Of his 12 boards, 7'2" Hibbert pulled down eight on the offensive end, fighting through the Knicks interior line and contributing to the Pacers' 20-10 advantage on second-chance points, 15 of them from Hibbert.
"The mantra I had before tonight was, 'Tonight is my night. Tonight is my night,'" Hibbert said. "I just wanted to be around the rim, tipping balls in, creating extra possessions and try to be aggressive. I work after practice every day on hooks -- left, right, running -- and they were falling for me tonight."
After the game, Knicks coach Mike Woodson repeatedly called it an ugly game, which meant to him the teams weren't getting to the rim or making open shots.
This was exactly how the Pacers like to play.
"Our guys usually do what we emphasize," Pacers coach Frank Vogel said. "We know that if you take the three-point ball away from this team they're going to struggle to score. You don't want to do it at the expense of giving up things at the rim ... but we were able to guard the paint and the three-point line."
Neither team climbed above 35 percent on field goal attempts, which gave an advantage to the team getting to the free throw line, making threes and grabbing rebounds.
Indiana, led by Hibbert, did all three.
The Pacers out-rebounded the Knicks 53-40, outshot them from three (10-for-33 to 3-for-11) and held even in free throws.
Indiana's leading scorer, forward Paul George, was limited to just 14 points, but he also had a near triple-double (eight assists, eight rebounds) and matched up with Knicks all-star Carmelo Anthony throughout the game.
Anthony finished with 21 points, but he did so making just 6-of-16 shots from the field.
Hibbert was on the court for a playoff-high 40 minutes and said slowing Anthony down was even more important than his contributions on offense.
He said George and himself were required to be in the game whenever Anthony was on the court, even subbing themselves in when Anthony went to the scorers' table.
"I was trying to be there every possession he had the ball and make things tough for him," Hibbert said. "I wanted to protect the rim as much as possible. That's what they give me the big bucks for."
Indiana's defensive rotations bothered the Knicks, but the visitors also failed to move the ball quickly with passes. Most of New York's baskets were from players driving one-on-one, then pulling up before getting to Hibbert.
On the other end, the Pacers swung to ball to open shooters seemingly every trip down the court.
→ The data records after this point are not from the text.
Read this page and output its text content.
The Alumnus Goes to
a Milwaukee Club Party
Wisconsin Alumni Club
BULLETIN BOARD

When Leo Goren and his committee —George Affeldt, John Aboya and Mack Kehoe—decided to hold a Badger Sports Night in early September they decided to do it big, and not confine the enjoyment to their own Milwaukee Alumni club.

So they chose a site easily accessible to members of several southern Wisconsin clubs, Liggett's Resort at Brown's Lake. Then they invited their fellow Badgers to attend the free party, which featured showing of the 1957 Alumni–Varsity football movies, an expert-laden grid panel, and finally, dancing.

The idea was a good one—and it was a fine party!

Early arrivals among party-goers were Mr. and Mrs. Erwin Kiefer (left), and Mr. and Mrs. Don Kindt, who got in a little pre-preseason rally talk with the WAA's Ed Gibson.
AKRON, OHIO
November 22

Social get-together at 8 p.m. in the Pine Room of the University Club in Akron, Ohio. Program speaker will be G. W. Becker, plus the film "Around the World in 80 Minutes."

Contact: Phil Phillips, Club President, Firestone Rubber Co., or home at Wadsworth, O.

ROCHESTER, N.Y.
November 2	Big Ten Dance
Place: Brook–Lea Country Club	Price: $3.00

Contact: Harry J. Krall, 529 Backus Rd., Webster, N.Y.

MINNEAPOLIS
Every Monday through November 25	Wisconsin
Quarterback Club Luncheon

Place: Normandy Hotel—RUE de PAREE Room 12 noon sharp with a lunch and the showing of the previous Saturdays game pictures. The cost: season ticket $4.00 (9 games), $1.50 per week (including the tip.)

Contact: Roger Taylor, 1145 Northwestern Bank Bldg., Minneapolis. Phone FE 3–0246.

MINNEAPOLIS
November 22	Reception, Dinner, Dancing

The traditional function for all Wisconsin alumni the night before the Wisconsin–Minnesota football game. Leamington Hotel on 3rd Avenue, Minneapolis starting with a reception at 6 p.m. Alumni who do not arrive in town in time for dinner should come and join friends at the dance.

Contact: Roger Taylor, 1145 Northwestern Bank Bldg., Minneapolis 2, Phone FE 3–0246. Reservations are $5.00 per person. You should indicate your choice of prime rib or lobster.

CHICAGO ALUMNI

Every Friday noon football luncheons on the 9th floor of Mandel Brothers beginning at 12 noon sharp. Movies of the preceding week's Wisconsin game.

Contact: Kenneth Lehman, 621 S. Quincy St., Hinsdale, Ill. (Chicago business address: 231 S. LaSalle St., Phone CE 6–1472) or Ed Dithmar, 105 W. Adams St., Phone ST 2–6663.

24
This difference didn't mean much, as neither team could make shots anyway. Still, making 30 percent from three is more effective than making 35 percent from two.
The two teams had a four-day layoff before game three, which may have contributed to the sloppy play. With another two days off before game four, there may still not be a chance to get into a rhythm. The benefit is that extra preparation can come from extra time off.
"It'll be different in game four," Anthony said. "We'll make our adjustments, I'll make my adjustments."
The Pacers host game four on Tuesday at 8 p.m.